Relative entropy estimate and geometric ergodicity for implicit Langevin Monte Carlo
Lei Li, Jian-Guo Liu, Yuliang Wang
TL;DR
The paper addresses sampling from high-dimensional distributions governed by stochastic dynamics with non-Lipschitz drifts by analyzing implicit Langevin Monte Carlo (iLMC). It develops a second-order relative-entropy error bound through a continuous-time interpolation, introduces a Bernstein-based gradient estimate to control the numerical density, and establishes geometric ergodicity via a reflection-type coupling, followed by a uniform-in-time Wasserstein bound between the discrete and continuous dynamics. The combination of PDE techniques with probabilistic couplings yields a universal framework for analyzing implicit or splitting schemes for SDEs with challenging drifts.
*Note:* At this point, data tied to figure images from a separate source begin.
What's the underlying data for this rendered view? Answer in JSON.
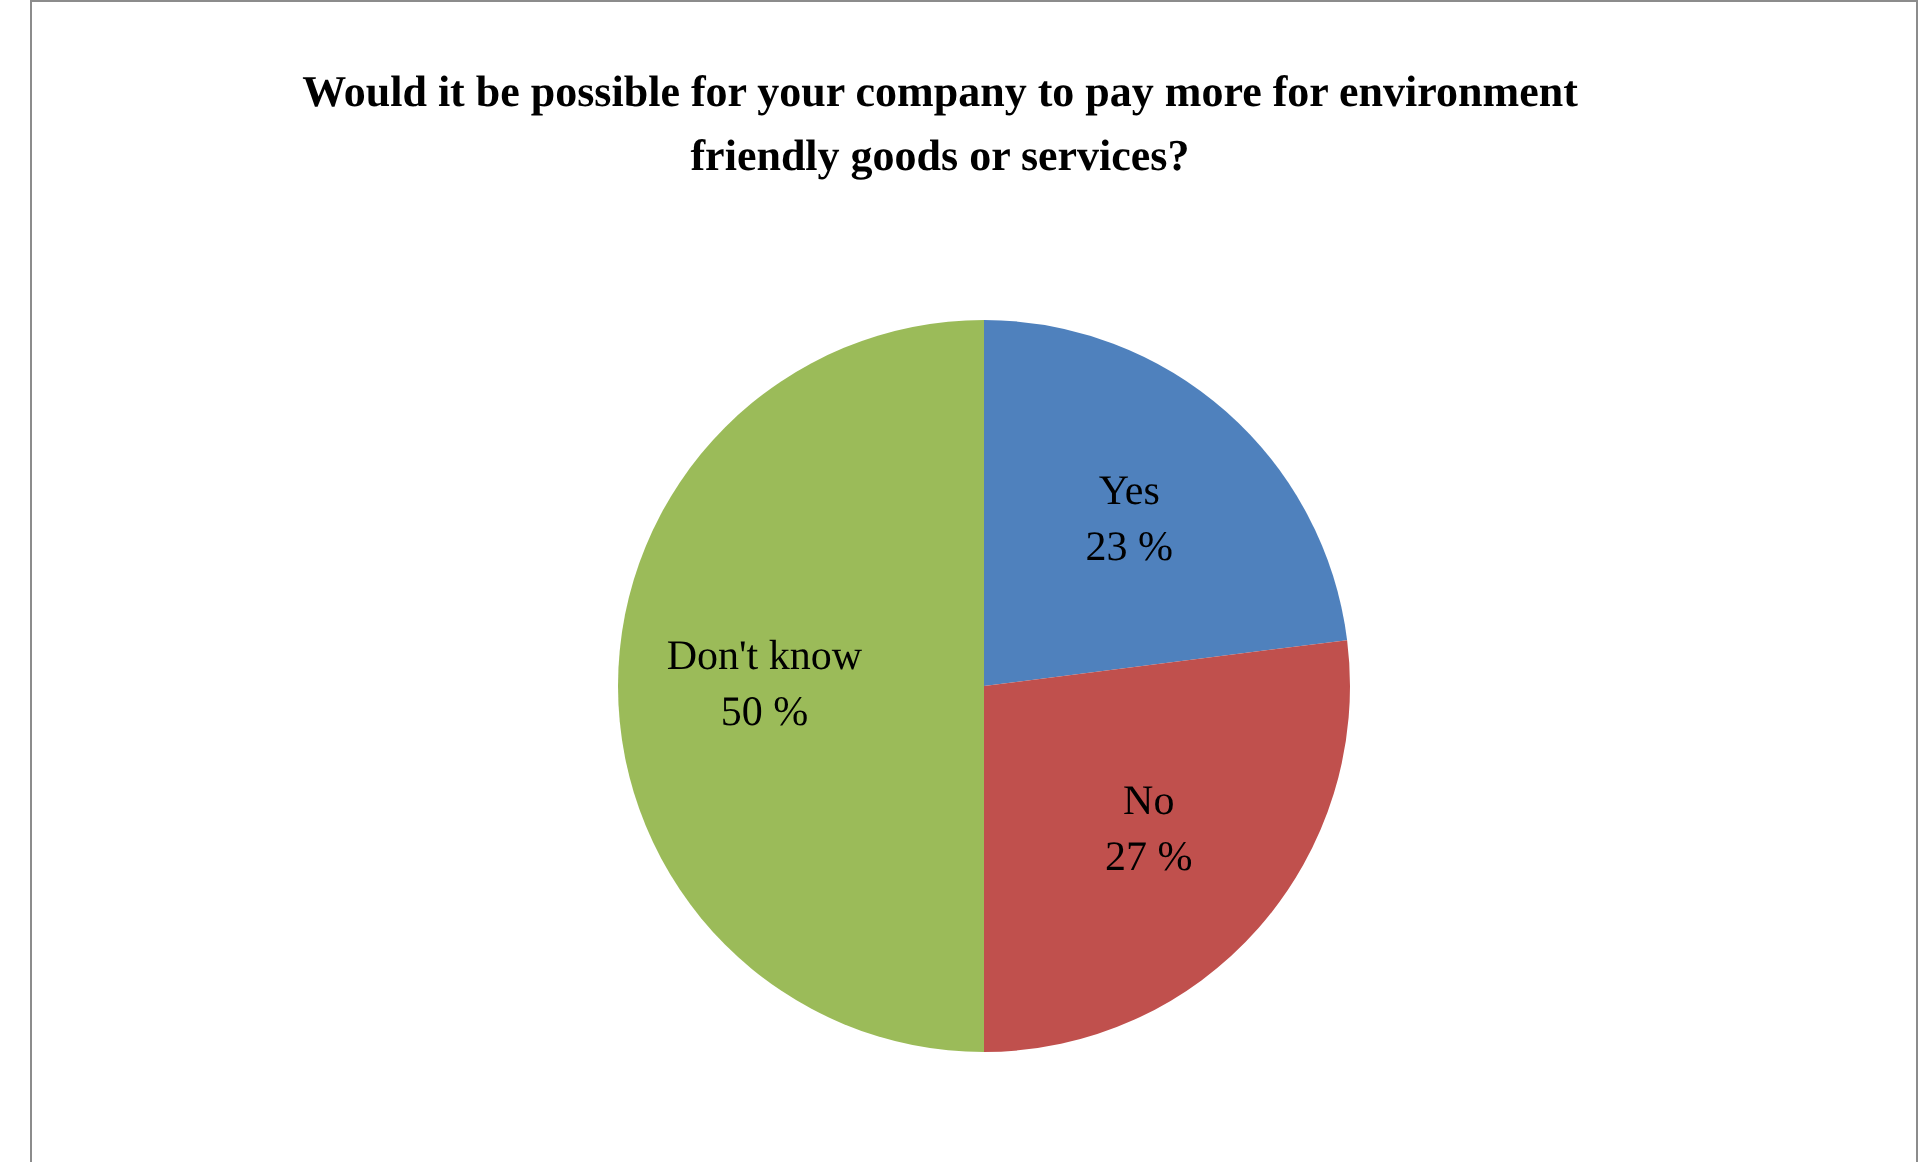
{
  "chart_data": {
    "type": "pie",
    "title": "Would it be possible for your company to pay more for environment friendly goods or services?",
    "categories": [
      "Yes",
      "No",
      "Don't know"
    ],
    "values": [
      23,
      27,
      50
    ],
    "value_labels": [
      "23 %",
      "27 %",
      "50 %"
    ],
    "colors": [
      "#4f81bd",
      "#c0504d",
      "#9bbb59"
    ],
    "legend": false
  }
}
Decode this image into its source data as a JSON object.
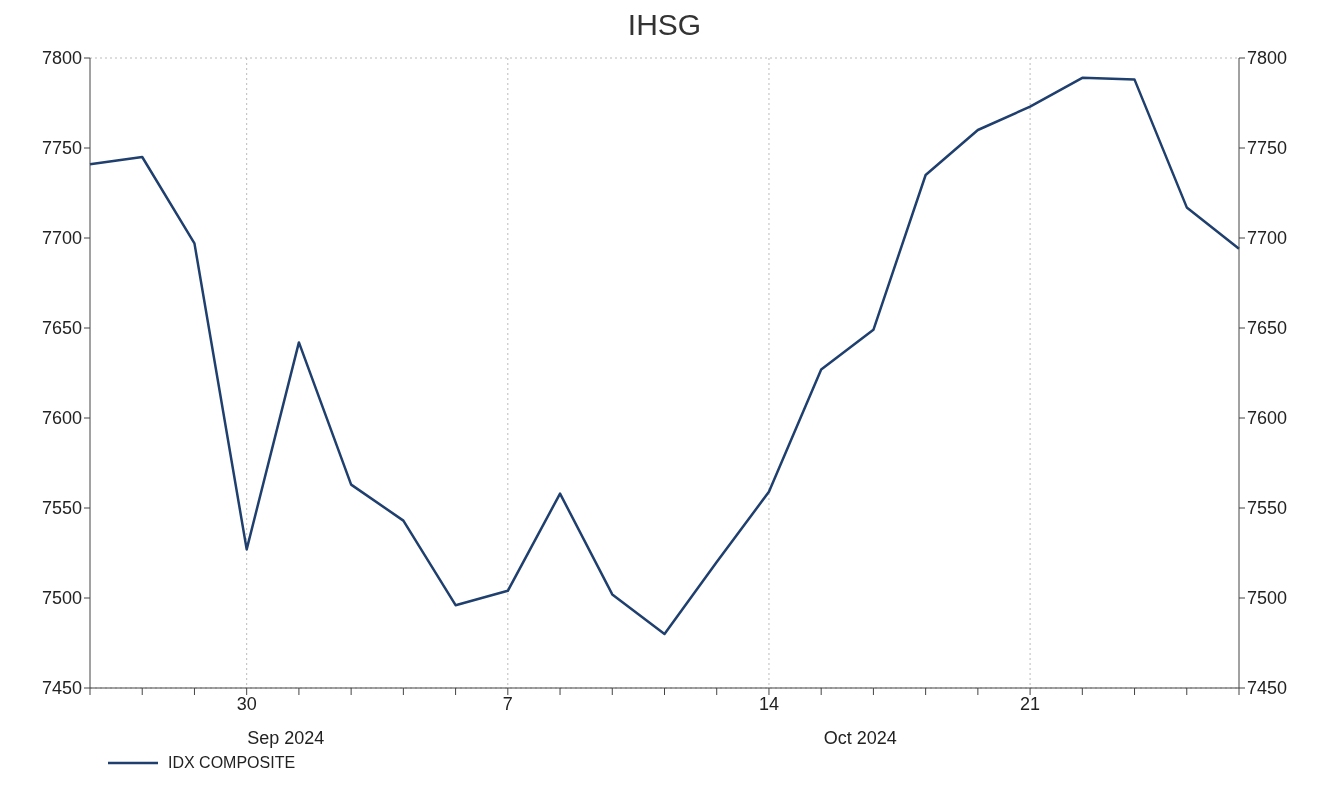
{
  "chart_data": {
    "type": "line",
    "title": "IHSG",
    "categories": [
      null,
      null,
      null,
      "30",
      null,
      null,
      null,
      null,
      "7",
      null,
      null,
      null,
      null,
      "14",
      null,
      null,
      null,
      null,
      "21",
      null,
      null,
      null,
      null
    ],
    "series": [
      {
        "name": "IDX COMPOSITE",
        "color": "#1f3f6e",
        "values": [
          7741,
          7745,
          7697,
          7527,
          7642,
          7563,
          7543,
          7496,
          7504,
          7558,
          7502,
          7480,
          7520,
          7559,
          7627,
          7649,
          7735,
          7760,
          7773,
          7789,
          7788,
          7717,
          7694
        ]
      }
    ],
    "ylim": [
      7450,
      7800
    ],
    "yticks": [
      7450,
      7500,
      7550,
      7600,
      7650,
      7700,
      7750,
      7800
    ],
    "y2lim": [
      7450,
      7800
    ],
    "y2ticks": [
      7450,
      7500,
      7550,
      7600,
      7650,
      7700,
      7750,
      7800
    ],
    "annotations": [
      "Sep 2024",
      "Oct 2024"
    ],
    "grid": true,
    "legend": "bottom left",
    "marker": "none",
    "line_style": "solid"
  }
}
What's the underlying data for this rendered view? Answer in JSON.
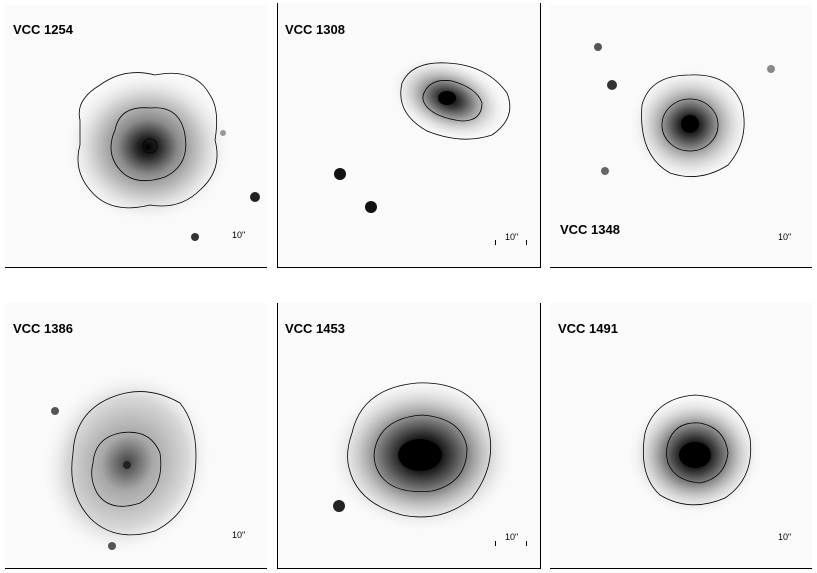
{
  "panels": [
    {
      "label": "VCC 1254",
      "scale": "10\""
    },
    {
      "label": "VCC 1308",
      "scale": "10\""
    },
    {
      "label": "VCC 1348",
      "scale": "10\""
    },
    {
      "label": "VCC 1386",
      "scale": "10\""
    },
    {
      "label": "VCC 1453",
      "scale": "10\""
    },
    {
      "label": "VCC 1491",
      "scale": "10\""
    }
  ],
  "colors": {
    "background": "#ffffff",
    "ink": "#000000"
  }
}
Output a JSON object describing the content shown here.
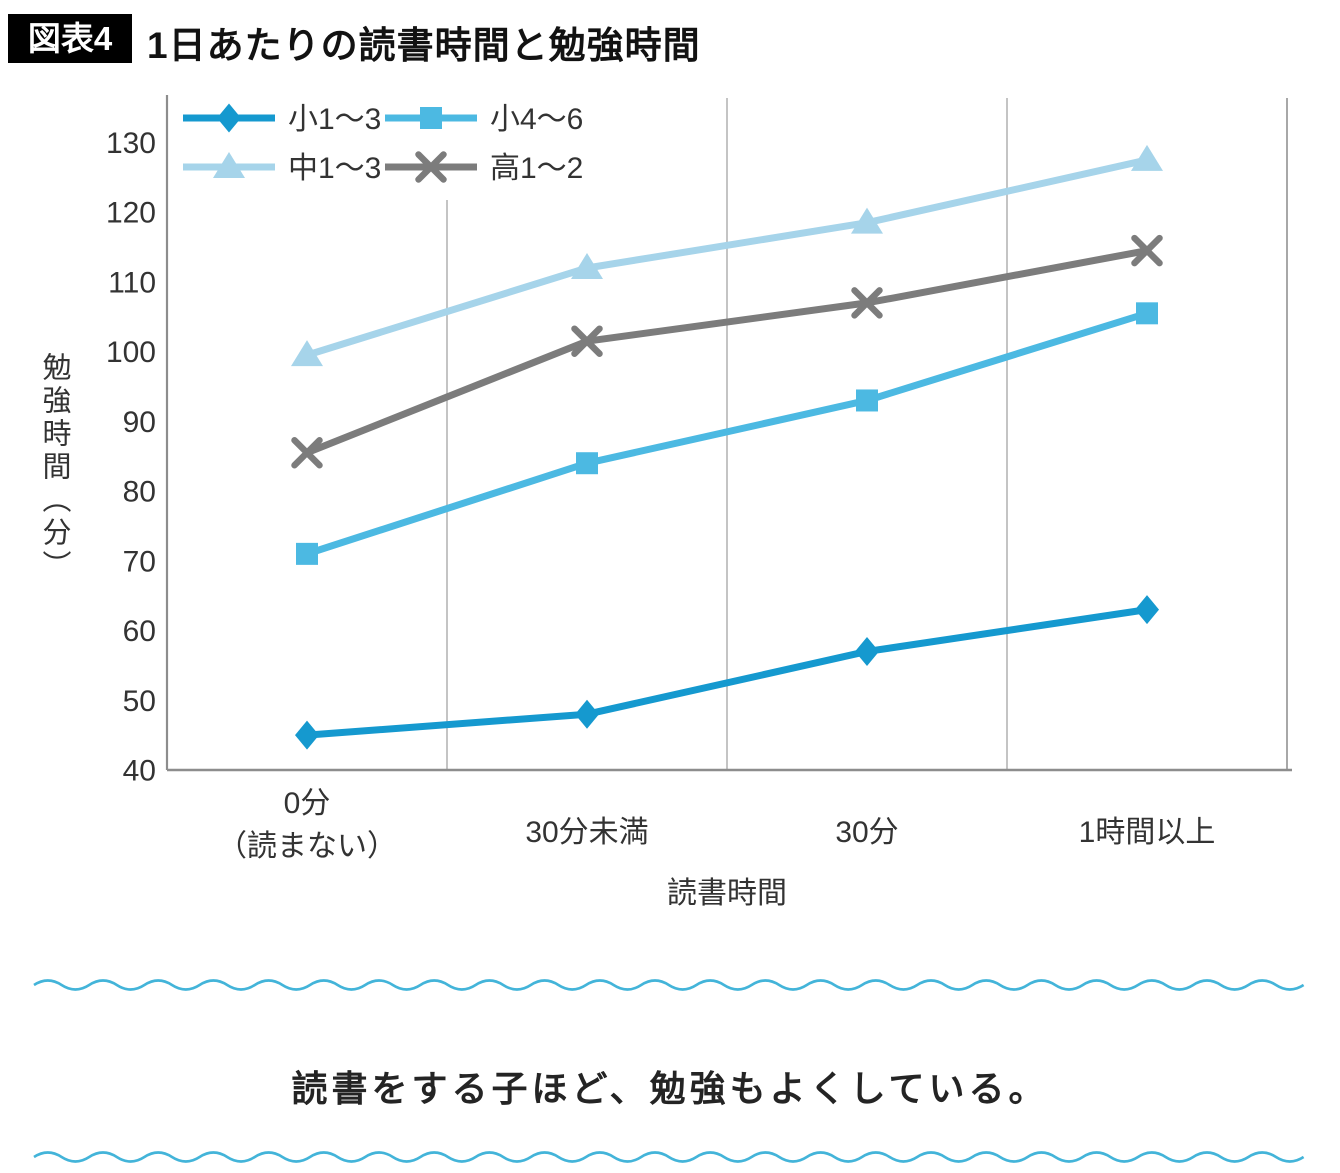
{
  "figure": {
    "badge": "図表4",
    "title": "1日あたりの読書時間と勉強時間"
  },
  "chart_data": {
    "type": "line",
    "title": "1日あたりの読書時間と勉強時間",
    "categories": [
      [
        "0分",
        "（読まない）"
      ],
      [
        "30分未満"
      ],
      [
        "30分"
      ],
      [
        "1時間以上"
      ]
    ],
    "xlabel": "読書時間",
    "ylabel": "勉強時間（分）",
    "ylim": [
      40,
      130
    ],
    "yticks": [
      40,
      50,
      60,
      70,
      80,
      90,
      100,
      110,
      120,
      130
    ],
    "grid": "vertical-only",
    "legend_position": "top-left",
    "series": [
      {
        "name": "小1～3",
        "marker": "diamond",
        "color": "#1599cf",
        "values": [
          45,
          48,
          57,
          63
        ]
      },
      {
        "name": "小4～6",
        "marker": "square",
        "color": "#4cb9e2",
        "values": [
          71,
          84,
          93,
          105.5
        ]
      },
      {
        "name": "中1～3",
        "marker": "triangle",
        "color": "#a6d4ea",
        "values": [
          99.5,
          112,
          118.5,
          127.5
        ]
      },
      {
        "name": "高1～2",
        "marker": "x",
        "color": "#7c7c7c",
        "values": [
          85.5,
          101.5,
          107,
          114.5
        ]
      }
    ]
  },
  "caption": {
    "text": "読書をする子ほど、勉強もよくしている。"
  },
  "colors": {
    "wave": "#43b4d9",
    "axis": "#8d8d8d",
    "gridline": "#b5b5b5",
    "plot_right_border": "#a8a8a8",
    "tick_text": "#333333",
    "badge_bg": "#000000",
    "badge_text": "#ffffff"
  }
}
These results enhance stability and accuracy guarantees for iLMC, with potential impact on Bayesian inference and diffusion-model sampling in high dimensions.
Abstract
We study the implicit Langevin Monte Carlo (iLMC) method, which simulates the overdamped Langevin equation via an implicit iteration rule. In many applications, iLMC is favored over other explicit schemes such as the (explicit) Langevin Monte Carlo (LMC). LMC may blow up when the drift field $\nabla U$ is not globally Lipschitz, while iLMC has convergence guarantee when the drift is only one-sided Lipschitz. Starting from an adapted continuous-time interpolation, we prove a time-discretization error bound under the relative entropy (or the Kullback-Leibler divergence), where a crucial gradient estimate for the logarithm numerical density is obtained via a sequence of PDE techniques, including Bernstein method. Based on a reflection-type continuous-discrete coupling method, we prove the geometric ergodicity of iLMC under the Wasserstein-1 distance. Moreover, we extend the error bound to a uniform-in-time one by combining the relative entropy error bound and the ergodicity. Our proof technique is universal and can be applied to other implicit or splitting schemes for simulating stochastic differential equations with non-Lipschitz drifts.